The Israeli Prime Minister, Benjamin Netanyahu, who had just addressed the opening session of the UNGA, vowed on his return home to launch a “harsh offensive” to counter the rising violence described as “lone wolf” attacks against Israelis.

The Palestinians in the occupied West Bank, which Israel conquered in 1967, would be temporarily barred from occupied Jerusalem, where some 300,000 Palestinians already live — a third of the city’s population. He also announced that the new measures would include speeding up the razing of homes of Palestinian attackers and banning those who incite violence from the city.

Systematic violation

The bloodshed, which included a drive-by shooting that killed an Israeli couple in the West Bank and an arson attack that killed a Palestinian toddler and his parents in July, has triggered concerns of wider escalation.

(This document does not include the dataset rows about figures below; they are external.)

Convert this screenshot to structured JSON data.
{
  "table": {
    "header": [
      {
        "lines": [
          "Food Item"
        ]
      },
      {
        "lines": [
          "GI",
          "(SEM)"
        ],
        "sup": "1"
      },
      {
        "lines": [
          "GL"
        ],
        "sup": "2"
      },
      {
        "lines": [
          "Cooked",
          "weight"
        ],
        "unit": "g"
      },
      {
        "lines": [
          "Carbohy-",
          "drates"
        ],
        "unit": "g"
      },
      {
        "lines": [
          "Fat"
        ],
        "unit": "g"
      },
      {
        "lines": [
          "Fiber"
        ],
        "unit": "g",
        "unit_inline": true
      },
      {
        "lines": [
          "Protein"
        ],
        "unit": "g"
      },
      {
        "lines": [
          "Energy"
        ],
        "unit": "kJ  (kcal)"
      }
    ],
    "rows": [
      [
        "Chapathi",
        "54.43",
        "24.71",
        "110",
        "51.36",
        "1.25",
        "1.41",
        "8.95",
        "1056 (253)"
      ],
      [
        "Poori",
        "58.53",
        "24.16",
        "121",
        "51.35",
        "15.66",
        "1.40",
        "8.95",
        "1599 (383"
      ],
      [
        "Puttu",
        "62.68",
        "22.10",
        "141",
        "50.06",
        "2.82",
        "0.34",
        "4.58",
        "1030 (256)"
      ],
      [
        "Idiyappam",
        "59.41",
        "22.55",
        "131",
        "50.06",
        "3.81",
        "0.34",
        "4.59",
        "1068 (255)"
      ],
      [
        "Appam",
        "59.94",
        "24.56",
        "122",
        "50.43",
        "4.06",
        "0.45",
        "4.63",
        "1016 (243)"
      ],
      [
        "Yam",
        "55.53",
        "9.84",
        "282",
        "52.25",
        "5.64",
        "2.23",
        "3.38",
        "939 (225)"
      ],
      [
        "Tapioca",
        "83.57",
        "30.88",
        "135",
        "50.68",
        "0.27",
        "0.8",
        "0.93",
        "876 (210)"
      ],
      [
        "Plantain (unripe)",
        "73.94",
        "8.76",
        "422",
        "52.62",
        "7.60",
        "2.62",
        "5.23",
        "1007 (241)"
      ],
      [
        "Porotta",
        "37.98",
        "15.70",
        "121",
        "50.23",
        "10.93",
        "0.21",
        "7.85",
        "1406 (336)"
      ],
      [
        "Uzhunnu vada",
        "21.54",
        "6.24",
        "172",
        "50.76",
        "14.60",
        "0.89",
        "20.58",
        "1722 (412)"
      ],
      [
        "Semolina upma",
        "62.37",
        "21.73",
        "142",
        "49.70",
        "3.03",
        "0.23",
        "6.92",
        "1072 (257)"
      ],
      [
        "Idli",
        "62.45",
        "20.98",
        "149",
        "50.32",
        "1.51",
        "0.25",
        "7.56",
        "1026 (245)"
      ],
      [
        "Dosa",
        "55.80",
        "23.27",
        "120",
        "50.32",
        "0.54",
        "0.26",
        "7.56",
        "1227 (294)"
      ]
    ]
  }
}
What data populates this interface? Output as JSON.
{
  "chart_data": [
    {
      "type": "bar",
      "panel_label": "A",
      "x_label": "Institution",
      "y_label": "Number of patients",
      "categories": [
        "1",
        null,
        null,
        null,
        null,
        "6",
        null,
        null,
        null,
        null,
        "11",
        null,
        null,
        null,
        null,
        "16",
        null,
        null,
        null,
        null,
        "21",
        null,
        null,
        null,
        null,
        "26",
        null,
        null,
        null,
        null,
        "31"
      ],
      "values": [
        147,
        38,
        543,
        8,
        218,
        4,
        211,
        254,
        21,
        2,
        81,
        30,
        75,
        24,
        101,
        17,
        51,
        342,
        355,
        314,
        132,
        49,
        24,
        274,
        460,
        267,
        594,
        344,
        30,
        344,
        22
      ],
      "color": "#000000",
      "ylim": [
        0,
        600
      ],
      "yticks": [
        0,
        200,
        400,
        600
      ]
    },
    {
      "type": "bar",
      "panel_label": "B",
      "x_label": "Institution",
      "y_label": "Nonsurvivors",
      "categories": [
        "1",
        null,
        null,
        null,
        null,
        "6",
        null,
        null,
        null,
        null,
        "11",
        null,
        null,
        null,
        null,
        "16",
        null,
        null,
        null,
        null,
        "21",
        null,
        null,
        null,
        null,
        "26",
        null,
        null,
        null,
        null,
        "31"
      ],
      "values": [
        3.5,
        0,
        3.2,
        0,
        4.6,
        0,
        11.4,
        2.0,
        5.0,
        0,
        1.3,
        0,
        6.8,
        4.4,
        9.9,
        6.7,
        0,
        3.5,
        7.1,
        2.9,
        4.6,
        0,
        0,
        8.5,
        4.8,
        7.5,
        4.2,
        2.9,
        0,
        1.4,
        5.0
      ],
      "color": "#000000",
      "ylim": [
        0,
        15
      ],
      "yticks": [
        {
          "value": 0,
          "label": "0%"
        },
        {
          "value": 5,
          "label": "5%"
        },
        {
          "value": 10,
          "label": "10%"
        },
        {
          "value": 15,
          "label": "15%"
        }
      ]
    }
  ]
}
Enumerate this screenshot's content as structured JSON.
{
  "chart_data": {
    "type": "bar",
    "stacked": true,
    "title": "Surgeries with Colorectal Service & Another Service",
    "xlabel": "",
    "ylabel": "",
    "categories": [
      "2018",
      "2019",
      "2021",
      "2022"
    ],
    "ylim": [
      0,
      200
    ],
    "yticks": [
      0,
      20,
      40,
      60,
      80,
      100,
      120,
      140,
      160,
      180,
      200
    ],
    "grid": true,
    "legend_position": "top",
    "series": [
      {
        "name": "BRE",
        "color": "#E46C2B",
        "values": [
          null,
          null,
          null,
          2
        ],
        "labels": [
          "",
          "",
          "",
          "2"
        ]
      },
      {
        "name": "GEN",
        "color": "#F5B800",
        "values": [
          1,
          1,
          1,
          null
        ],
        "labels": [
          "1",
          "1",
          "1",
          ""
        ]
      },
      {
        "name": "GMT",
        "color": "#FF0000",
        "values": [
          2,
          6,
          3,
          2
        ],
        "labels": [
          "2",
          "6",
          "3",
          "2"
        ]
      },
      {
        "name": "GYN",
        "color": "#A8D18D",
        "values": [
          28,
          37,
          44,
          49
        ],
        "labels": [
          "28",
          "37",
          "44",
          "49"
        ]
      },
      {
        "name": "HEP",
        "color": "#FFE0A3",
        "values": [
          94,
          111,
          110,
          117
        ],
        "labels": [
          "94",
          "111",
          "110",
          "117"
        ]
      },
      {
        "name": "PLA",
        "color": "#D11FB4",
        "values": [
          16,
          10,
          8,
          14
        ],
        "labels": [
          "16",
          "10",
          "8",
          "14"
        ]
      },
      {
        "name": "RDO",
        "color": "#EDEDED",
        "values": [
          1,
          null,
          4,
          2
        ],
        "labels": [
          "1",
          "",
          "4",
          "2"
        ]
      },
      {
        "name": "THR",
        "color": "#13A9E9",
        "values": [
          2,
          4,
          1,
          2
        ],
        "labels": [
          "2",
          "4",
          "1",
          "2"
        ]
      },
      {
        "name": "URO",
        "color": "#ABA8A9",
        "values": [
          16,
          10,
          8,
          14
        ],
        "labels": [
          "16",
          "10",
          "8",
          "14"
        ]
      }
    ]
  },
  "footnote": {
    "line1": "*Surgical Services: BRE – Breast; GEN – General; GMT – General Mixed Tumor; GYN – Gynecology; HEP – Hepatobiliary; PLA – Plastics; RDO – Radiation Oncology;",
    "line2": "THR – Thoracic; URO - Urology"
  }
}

Israel’s bestselling newspaper, Yedioth Ahronoth, published a front-page headline that read ‘The Third Intifada’, though the violence has not reached the levels of past Palestinian uprisings.

When Palestinian President Mahmoud Abbas addressed the UNGA last week, he dropped a “bombshell” — that the Palestinians cannot continue to be bound by the 20-year-old Oslo Accords and their accompanying security and economic agreements with Israel.

He also accused Israel of systematic violation of the Oslo Accords and a stubborn attempt to finally do away with the two-state solution.

The options that the Palestinians have are limited even if Abbas reportedly told the Palestine Liberation Organisation’s Executive Committee last Tuesday that he wanted a political solution “using peaceful means and nothing else”. His only condition was that Israel fulfil its promise to release the last group of Palestinian detainees who were jailed before the Oslo Accords and to stop illegal colony expansion into Palestinian Territories.

George S. Hishmeh is a Washington-based columnist. He is 
a former editor-in-chief of the Daily Star.